It was on March 15, 2016, that a ray of hope emerged from the darkest of days.
It was on this date that the UAE approved Child Protection Law 3, widely known as Wadeema law.
The key legislation set out to protect the rights of children and safeguard them from all forms of abuse.
It was prompted by the tragic case of Wadeema, an 8-year-old Emirati girl whose death shocked a nation when she was found buried in the Sharjah desert in 2012, after being tortured by her father, Hamad Al Shirawee and another suspect.
Every March 15, the UAE remembers Wadeema and recognises the strides made due to the protective law through Emirati Children's Day.
The annual day was launched by Sheikha Fatima, chairwoman of the General Women's Union and president of the Supreme Council for Motherhood and Childhood (SCMC), in 2018.
The law protects Emiratis and residents and lays out the legal rights of minors in the UAE. It is designed to protect children until the age 18 from all types of abuse, including physical, verbal and psychological abuse.
In the years since it brought into force, the UAE has sought to take significant strides to protect young members of society.
The law was further strengthened in December, 2018 by Sheikh Mohammed bin Rashid.
The Prime Minister and Ruler of Dubai issued a cabinet resolution that included 23 clauses regulating the training and employment of minors, procedures for reporting offences against children, conditions for becoming a child welfare officer and obligations that must be met by families fostering children.

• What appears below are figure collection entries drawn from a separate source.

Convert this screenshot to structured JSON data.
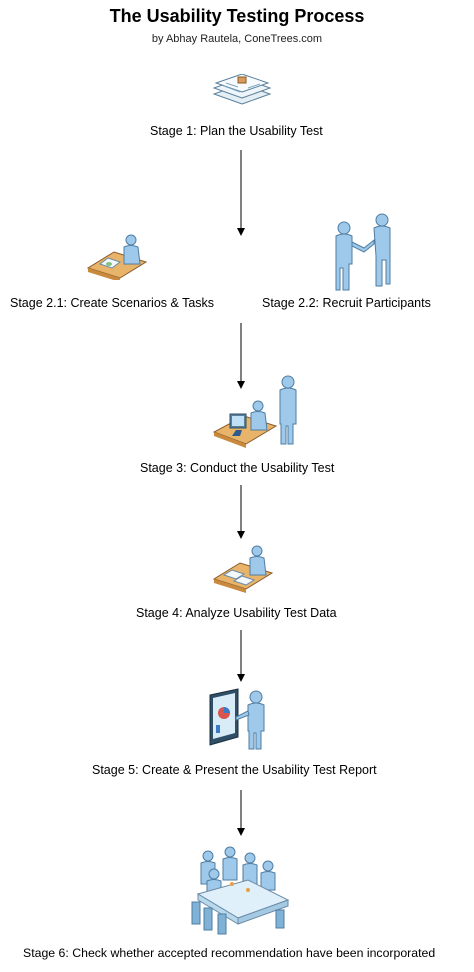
{
  "title": "The Usability Testing Process",
  "byline": "by Abhay Rautela, ConeTrees.com",
  "stages": {
    "s1": {
      "label": "Stage 1: Plan the Usability Test",
      "icon": "document-stack-icon"
    },
    "s21": {
      "label": "Stage 2.1: Create Scenarios & Tasks",
      "icon": "person-at-desk-icon"
    },
    "s22": {
      "label": "Stage 2.2: Recruit Participants",
      "icon": "handshake-icon"
    },
    "s3": {
      "label": "Stage 3: Conduct the Usability Test",
      "icon": "computer-user-observer-icon"
    },
    "s4": {
      "label": "Stage 4: Analyze Usability Test Data",
      "icon": "person-analyzing-papers-icon"
    },
    "s5": {
      "label": "Stage 5: Create & Present the Usability Test Report",
      "icon": "presenter-board-icon"
    },
    "s6": {
      "label": "Stage 6: Check whether accepted recommendation have been incorporated",
      "icon": "meeting-table-icon"
    }
  },
  "colors": {
    "person": "#9ec9ea",
    "desk": "#e8b46a",
    "paper": "#eef6fb",
    "arrow": "#000000"
  }
}
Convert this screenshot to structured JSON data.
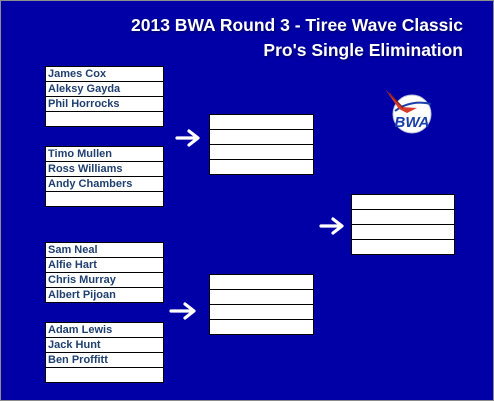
{
  "title": {
    "line1": "2013 BWA Round 3 - Tiree Wave Classic",
    "line2": "Pro's Single Elimination"
  },
  "logo": {
    "text": "BWA",
    "colors": {
      "primary": "#1a3fa8",
      "accent": "#d83a2c"
    }
  },
  "round1": [
    {
      "players": [
        "James Cox",
        "Aleksy Gayda",
        "Phil Horrocks",
        ""
      ]
    },
    {
      "players": [
        "Timo Mullen",
        "Ross Williams",
        "Andy Chambers",
        ""
      ]
    },
    {
      "players": [
        "Sam Neal",
        "Alfie Hart",
        "Chris Murray",
        "Albert Pijoan"
      ]
    },
    {
      "players": [
        "Adam Lewis",
        "Jack Hunt",
        "Ben Proffitt",
        ""
      ]
    }
  ],
  "round2": [
    {
      "players": [
        "",
        "",
        "",
        ""
      ]
    },
    {
      "players": [
        "",
        "",
        "",
        ""
      ]
    }
  ],
  "final": {
    "players": [
      "",
      "",
      "",
      ""
    ]
  },
  "colors": {
    "background": "#0000a6",
    "text": "#1f3f6f"
  }
}
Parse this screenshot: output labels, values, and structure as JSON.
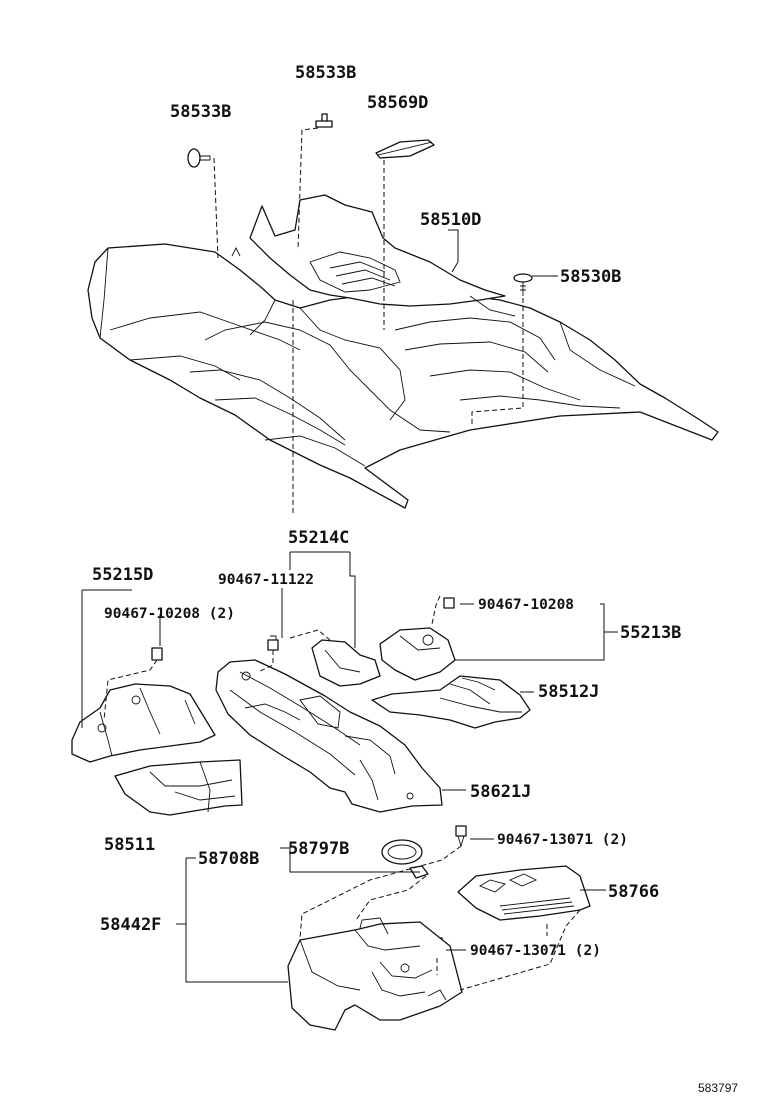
{
  "labels": {
    "p58533B_a": "58533B",
    "p58533B_b": "58533B",
    "p58569D": "58569D",
    "p58510D": "58510D",
    "p58530B": "58530B",
    "p55214C": "55214C",
    "p55215D": "55215D",
    "p90467_11122": "90467-11122",
    "p90467_10208_2": "90467-10208 (2)",
    "p90467_10208": "90467-10208",
    "p55213B": "55213B",
    "p58512J": "58512J",
    "p58621J": "58621J",
    "p58511": "58511",
    "p90467_13071_a": "90467-13071 (2)",
    "p58797B": "58797B",
    "p58708B": "58708B",
    "p58766": "58766",
    "p58442F": "58442F",
    "p90467_13071_b": "90467-13071 (2)"
  },
  "diagram_ref": "583797",
  "colors": {
    "line": "#111111",
    "background": "#ffffff"
  }
}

The legislation stipulates that children under the age of 15 cannot be granted employment. Those over the age of 15 can apply to work with the written consent of their parents or legal guardian.
In November 2019, the Ministry of Education launched a Child Protection Unit to tackle negligence and abuse both in school and at home.

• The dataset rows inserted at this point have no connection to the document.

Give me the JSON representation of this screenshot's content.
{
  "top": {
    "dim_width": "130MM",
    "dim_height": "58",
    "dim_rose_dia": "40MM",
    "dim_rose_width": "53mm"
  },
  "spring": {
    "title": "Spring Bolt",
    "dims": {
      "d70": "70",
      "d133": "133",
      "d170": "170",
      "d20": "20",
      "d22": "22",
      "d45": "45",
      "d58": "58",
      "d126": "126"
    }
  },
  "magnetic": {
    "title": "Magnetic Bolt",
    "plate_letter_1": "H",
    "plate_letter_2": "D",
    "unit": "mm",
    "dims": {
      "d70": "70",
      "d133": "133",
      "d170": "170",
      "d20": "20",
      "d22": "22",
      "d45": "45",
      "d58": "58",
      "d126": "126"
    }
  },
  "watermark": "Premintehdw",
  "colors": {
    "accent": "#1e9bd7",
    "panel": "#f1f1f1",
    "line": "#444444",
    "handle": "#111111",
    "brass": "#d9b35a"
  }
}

The unit boasts a team of specialists tasked with intervening in cases involving at-risk children, offering support to families and delivering education and rehabilitation.
Earlier this year, the country's leaders took steps to address the impact of online abuse.
The National Policy for Quality of Digital Life, launched by Sheikh Mohammed bin Rashid, with the aim of creating a safe and positive environment for young people spending an increasing amount of time online.
The policy will be taught at government schools from nursery to grade 12 by being incorporated into subjects including moral education, social studies, Islamic education and computer sciences.
Material will also be given to parents so they may learn to protect themselves and their children.
Ahead of Emirati Children's Day, the Ministry of Community Development enlisted experienced writers to help young scribes compose short stories centred on the theme of children's rights.
The ministry has also worked closely with the UAE Special Olympics Foundation on a programme to support those of all ages with disabilities against abuse.
Law offers broader protection of children
An Emirati lawyer said the UAE's legal system has bolstered the rights of children.
“UAE has issued several laws in order to ensure the best interest of a child,” said Ali Al Hammadi
“These include the Federal Law number 28 of the year 2005 regarding Personal Status Law and Federal Law number 3 of the year 2016 regarding child protection which was previously referred to as Wadeema Law.”
“If we talk specifically about the Child Protection Law, we can say it provides a broader network of protection for children’s rights and also involves all departments across the country to co-operate according to certain guidelines in order to further protect children from all forms of abuse or harm.”